Sentir como Jesús

Pero nosotros tenemos la mente de Cristo [para ser guiados por Sus pensamientos y propósitos]. 1 Corintios 2:16 (NTV)

¿Alguna vez usted se esfuerza por comprender por qué se siente como se siente?

Algunas veces nuestros sentimientos parecen salir de la nada. Algo sucede o alguien dice algo y de repente estamos en un torbellino de emociones que parecen desproporcionados a nuestras circunstancias. Decimos y hacemos cosas con ira o heridos, lo que lamentamos más tarde, y nos preguntamos, qué es lo que está mal en nosotros.

Nuestros sentimientos pueden parecerse a los gorriones en vuelo. Si alguna vez ha observado a estos pequeños pájaros revolotear de árbol en árbol, podrá haberse dado cuenta de lo errático que parece ser su camino. De la misma manera están los sentimientos de muchas personas, arriba en un minuto y abajo en el siguiente.
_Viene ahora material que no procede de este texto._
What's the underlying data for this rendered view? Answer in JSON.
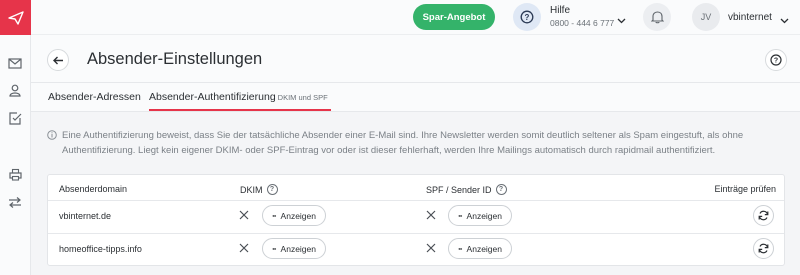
{
  "topbar": {
    "promo_label": "Spar-Angebot",
    "help_label": "Hilfe",
    "help_phone": "0800 - 444 6 777",
    "avatar_initials": "JV",
    "user_name": "vbinternet"
  },
  "header": {
    "title": "Absender-Einstellungen"
  },
  "tabs": [
    {
      "label": "Absender-Adressen",
      "sub": ""
    },
    {
      "label": "Absender-Authentifizierung",
      "sub": "DKIM und SPF"
    }
  ],
  "info_text": "Eine Authentifizierung beweist, dass Sie der tatsächliche Absender einer E-Mail sind. Ihre Newsletter werden somit deutlich seltener als Spam eingestuft, als ohne Authentifizierung. Liegt kein eigener DKIM- oder SPF-Eintrag vor oder ist dieser fehlerhaft, werden Ihre Mailings automatisch durch rapidmail authentifiziert.",
  "table": {
    "headers": {
      "domain": "Absenderdomain",
      "dkim": "DKIM",
      "spf": "SPF / Sender ID",
      "check": "Einträge prüfen"
    },
    "show_label": "Anzeigen",
    "rows": [
      {
        "domain": "vbinternet.de"
      },
      {
        "domain": "homeoffice-tipps.info"
      }
    ]
  },
  "colors": {
    "brand": "#e6344a",
    "promo": "#34b36a"
  }
}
El problema es que a menudo buscamos echarle la culpa a alguien o a algo de que nuestros sentimientos estén apagados. En su lugar, usted necesita mirar dentro para llegar al fondo de cómo se siente, y saber que no está atascado. ¡Hay un proceso que usted puede seguir para cambiar lo que siente!

Por un lado, su salud física impacta las emociones que usted experimenta. Usted necesita asegurarse de que está cuidando de sí mismo físicamente de modo que tenga los niveles adecuados de químicos en su cerebro y cuerpo. Pero primero, tiene que darse cuenta de que es posible.

Como hijo de Dios, usted también puede liberarse de la ansiedad y el miedo porque tiene el espíritu de “poder, amor y mente sana” (2 Timoteo 1: 7). Usted tiene la mente de Cristo, y él no estaba constantemente bajado, inseguro, enojado o de doble ánimo. A través de él, usted puede comenzar a tener acceso a un “gozo indecible y lleno de gloria” (1 Pedro 1: 8). ¡Créalo!